Nestor Hernandez

Nestor Hernández is a Washington, D.C. based photographer of Afro-Cuban ancestry. He was introduced to photography in high school through the Urban Journalism Workshop of the D.C. Public Schools, and was on the staff of the Capital Children’s Museum as photographer-in-residence for fifteen years. Hernández was also staff photographer for the D.C. Public School system for seven years, and is now a freelance documentary photographer.

He has been a staff photographer and contributed to many publications, including the Current Newspapers, D.C. City Desk, the Latin Trade Report, El Pregonero, Brookings Review, The Metro Herald, National Jurist Magazine and The International Review of African American Art.

Nestor’s personal projects span from his documentation of Mount Pleasant, the neighborhood where he resides, to his photographs of traditional weavers and spinners in West Africa. His photos of Ewe master kente weaver Bobbo Ahiagble of Ghana are featured in the award winning children’s book, “Master Weaver from Ghana” published in 1998 by Open Hand Press.
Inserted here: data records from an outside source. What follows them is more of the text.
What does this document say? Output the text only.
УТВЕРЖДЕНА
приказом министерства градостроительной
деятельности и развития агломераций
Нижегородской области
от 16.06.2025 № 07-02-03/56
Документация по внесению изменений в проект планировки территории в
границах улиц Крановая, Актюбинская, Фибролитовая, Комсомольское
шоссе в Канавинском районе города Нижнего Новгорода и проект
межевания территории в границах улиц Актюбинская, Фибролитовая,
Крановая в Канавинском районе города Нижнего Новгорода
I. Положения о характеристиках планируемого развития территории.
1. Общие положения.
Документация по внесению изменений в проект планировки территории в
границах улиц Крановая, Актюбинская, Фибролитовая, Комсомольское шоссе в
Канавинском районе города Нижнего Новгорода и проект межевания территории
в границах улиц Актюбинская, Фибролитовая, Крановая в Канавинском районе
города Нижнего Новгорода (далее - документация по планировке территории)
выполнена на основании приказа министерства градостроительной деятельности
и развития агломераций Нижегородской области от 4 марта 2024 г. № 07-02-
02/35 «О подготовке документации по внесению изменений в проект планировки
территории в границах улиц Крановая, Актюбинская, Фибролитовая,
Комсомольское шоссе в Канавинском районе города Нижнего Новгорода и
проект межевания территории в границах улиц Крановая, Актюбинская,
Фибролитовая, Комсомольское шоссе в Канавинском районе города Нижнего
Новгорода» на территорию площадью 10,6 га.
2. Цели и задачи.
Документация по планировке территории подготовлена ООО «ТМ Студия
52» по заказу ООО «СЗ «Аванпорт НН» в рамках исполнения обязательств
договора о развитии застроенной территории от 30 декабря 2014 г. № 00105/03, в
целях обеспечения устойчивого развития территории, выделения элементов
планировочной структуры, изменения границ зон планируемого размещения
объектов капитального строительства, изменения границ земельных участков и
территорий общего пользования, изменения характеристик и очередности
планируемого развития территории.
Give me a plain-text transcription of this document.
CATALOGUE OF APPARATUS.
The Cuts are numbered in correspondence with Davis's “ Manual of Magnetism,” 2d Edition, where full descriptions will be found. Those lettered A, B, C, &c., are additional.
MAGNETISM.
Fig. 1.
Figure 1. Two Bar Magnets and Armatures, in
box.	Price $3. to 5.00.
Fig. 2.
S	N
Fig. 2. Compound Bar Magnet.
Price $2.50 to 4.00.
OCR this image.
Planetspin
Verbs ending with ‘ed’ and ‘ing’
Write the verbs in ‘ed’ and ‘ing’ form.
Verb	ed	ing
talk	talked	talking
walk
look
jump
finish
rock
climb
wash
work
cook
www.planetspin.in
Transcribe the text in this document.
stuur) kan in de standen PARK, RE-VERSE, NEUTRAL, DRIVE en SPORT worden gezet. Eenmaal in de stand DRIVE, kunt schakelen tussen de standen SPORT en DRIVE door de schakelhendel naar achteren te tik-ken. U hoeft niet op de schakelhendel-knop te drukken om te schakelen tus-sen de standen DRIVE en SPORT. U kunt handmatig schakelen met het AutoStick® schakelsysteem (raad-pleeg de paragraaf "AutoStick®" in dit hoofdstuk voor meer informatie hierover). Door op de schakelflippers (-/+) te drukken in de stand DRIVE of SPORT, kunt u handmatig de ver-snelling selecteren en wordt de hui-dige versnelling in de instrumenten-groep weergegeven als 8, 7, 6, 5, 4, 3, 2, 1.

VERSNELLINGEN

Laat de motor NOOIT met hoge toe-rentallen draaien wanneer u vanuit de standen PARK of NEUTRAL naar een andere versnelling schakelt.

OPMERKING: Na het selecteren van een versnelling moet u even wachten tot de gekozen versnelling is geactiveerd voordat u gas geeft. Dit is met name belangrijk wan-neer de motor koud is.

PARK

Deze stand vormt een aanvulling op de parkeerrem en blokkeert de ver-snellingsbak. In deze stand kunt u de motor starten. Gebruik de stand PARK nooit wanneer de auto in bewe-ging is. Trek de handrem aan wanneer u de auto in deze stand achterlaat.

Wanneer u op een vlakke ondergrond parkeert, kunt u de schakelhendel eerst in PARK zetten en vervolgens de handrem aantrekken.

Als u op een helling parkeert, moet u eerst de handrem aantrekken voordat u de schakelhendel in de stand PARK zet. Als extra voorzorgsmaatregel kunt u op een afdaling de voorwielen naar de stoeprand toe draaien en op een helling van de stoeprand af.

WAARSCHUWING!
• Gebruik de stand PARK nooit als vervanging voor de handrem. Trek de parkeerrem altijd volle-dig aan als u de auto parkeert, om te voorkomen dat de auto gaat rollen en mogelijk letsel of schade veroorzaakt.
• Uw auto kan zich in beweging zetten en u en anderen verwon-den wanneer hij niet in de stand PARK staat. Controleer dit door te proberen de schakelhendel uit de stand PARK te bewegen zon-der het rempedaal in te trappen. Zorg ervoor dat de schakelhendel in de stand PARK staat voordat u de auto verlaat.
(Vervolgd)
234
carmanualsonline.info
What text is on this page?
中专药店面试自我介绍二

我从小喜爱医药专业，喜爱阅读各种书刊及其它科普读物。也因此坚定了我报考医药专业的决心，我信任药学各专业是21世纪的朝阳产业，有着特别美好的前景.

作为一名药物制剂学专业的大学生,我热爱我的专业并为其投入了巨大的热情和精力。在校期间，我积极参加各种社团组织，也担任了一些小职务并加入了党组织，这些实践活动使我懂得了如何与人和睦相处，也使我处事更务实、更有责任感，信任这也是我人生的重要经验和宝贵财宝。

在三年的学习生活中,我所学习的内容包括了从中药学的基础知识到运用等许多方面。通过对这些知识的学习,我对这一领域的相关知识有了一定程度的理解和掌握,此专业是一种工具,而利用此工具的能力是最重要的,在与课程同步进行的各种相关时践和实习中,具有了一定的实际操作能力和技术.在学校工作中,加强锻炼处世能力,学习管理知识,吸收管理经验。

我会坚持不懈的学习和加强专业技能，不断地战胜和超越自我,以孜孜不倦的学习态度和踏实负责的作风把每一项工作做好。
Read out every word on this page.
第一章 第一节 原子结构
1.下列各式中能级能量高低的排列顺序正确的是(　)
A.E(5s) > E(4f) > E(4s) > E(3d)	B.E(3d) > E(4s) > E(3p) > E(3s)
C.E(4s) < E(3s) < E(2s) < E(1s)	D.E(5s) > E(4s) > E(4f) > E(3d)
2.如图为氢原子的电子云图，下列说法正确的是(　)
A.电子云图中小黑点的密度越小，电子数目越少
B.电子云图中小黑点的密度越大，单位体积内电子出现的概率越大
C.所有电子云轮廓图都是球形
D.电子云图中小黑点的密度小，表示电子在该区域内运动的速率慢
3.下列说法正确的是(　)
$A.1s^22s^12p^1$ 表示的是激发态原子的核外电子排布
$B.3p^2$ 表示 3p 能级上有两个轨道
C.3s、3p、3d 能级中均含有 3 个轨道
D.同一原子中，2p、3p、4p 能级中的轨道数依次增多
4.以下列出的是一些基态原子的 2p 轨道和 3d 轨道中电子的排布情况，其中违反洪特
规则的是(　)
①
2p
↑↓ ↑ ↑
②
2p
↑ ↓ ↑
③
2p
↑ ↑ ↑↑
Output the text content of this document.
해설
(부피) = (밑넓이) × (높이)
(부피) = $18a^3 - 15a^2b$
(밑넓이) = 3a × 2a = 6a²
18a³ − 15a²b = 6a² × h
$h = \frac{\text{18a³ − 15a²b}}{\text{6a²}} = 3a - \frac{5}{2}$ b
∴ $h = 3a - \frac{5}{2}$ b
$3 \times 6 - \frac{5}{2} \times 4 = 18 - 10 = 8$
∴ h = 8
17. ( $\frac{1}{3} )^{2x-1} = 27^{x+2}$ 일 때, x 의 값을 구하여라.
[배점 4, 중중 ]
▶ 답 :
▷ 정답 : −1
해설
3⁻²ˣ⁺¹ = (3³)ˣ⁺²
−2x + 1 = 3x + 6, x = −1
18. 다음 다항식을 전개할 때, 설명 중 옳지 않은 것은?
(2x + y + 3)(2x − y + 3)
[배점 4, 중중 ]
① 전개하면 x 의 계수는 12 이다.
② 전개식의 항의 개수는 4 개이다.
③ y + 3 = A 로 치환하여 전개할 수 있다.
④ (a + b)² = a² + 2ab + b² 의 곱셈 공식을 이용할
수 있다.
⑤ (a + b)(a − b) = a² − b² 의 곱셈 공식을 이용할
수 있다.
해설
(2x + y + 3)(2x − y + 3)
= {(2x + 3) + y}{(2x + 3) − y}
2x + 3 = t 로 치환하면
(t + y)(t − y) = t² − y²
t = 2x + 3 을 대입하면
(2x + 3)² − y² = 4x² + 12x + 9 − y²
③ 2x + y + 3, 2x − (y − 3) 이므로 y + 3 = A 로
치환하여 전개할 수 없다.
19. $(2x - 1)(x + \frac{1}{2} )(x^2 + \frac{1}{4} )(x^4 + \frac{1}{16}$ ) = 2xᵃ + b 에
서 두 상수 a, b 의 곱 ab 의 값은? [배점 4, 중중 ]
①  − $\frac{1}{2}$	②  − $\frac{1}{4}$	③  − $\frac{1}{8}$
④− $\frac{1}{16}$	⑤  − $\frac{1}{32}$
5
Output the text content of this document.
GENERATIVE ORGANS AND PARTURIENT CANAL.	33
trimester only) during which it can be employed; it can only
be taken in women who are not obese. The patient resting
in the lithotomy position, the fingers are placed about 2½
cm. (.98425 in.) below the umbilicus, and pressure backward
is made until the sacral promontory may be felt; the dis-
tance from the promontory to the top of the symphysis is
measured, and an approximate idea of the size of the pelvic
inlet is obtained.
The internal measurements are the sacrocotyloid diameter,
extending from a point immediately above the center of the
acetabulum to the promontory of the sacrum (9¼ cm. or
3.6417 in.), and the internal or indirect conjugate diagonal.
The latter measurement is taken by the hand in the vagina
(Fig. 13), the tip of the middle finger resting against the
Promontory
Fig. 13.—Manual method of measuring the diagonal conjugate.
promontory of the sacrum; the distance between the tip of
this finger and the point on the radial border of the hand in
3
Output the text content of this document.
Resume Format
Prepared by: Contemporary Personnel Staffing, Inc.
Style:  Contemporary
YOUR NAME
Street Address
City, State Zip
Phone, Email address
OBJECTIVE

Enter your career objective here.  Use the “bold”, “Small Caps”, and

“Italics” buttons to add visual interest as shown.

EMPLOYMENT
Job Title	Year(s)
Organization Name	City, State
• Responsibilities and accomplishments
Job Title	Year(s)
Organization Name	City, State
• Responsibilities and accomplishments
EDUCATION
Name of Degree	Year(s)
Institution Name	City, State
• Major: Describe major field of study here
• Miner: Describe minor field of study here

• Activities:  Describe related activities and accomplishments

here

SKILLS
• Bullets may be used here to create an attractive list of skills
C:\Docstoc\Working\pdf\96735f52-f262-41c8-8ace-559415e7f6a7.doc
He plans to continue this project in Côte D’Ivoire, Kenya and Mali, photographing traditional spinners and weavers in those countries.

His other major photo-documentary project “Cuba Reflections: A Photographic Journey,” is the result of nearly 20 trips to the island nation since 1978, most recently in 2002 and 2003. His trips to Cuba have concentrated on linking US and Cuban photographers through cultural exchange photography projects and exhibitions. In 2003, he is directing an extensive collaborative arts project, taking photography and art teachers to the island to work with Cuban children.

His images have been included in many shows Washington, D.C. and various American cities, as well as in Havana, Cuba and Accra, Ghana, and his photographs are included in the permanent collections of the Casa de Africa museum and Galería de Arte René Portocarrero in Cuba, Asafo Gallery in Ghana, the Cuban Art Space in New York and the Smithsonian Anacostia Museum in Washington, D.C. He is a member and past president of FotoCraft Camera Club, and is the 2001 recipient of the “Photographer of the Year” award, given by the Exposure Group, African American Photographers Association. In 2002 he received the “Outstanding Emerging Artist” award, and in 2003 an Artist Fellowship Grant, both from the DC Commission on the Arts and Humanities.

This exhibition was one of many by Nestor Hernandez in the Greater Washington area. His original photographs are available through the Fraser Gallery of Washington, DC and Bethesda, Maryland.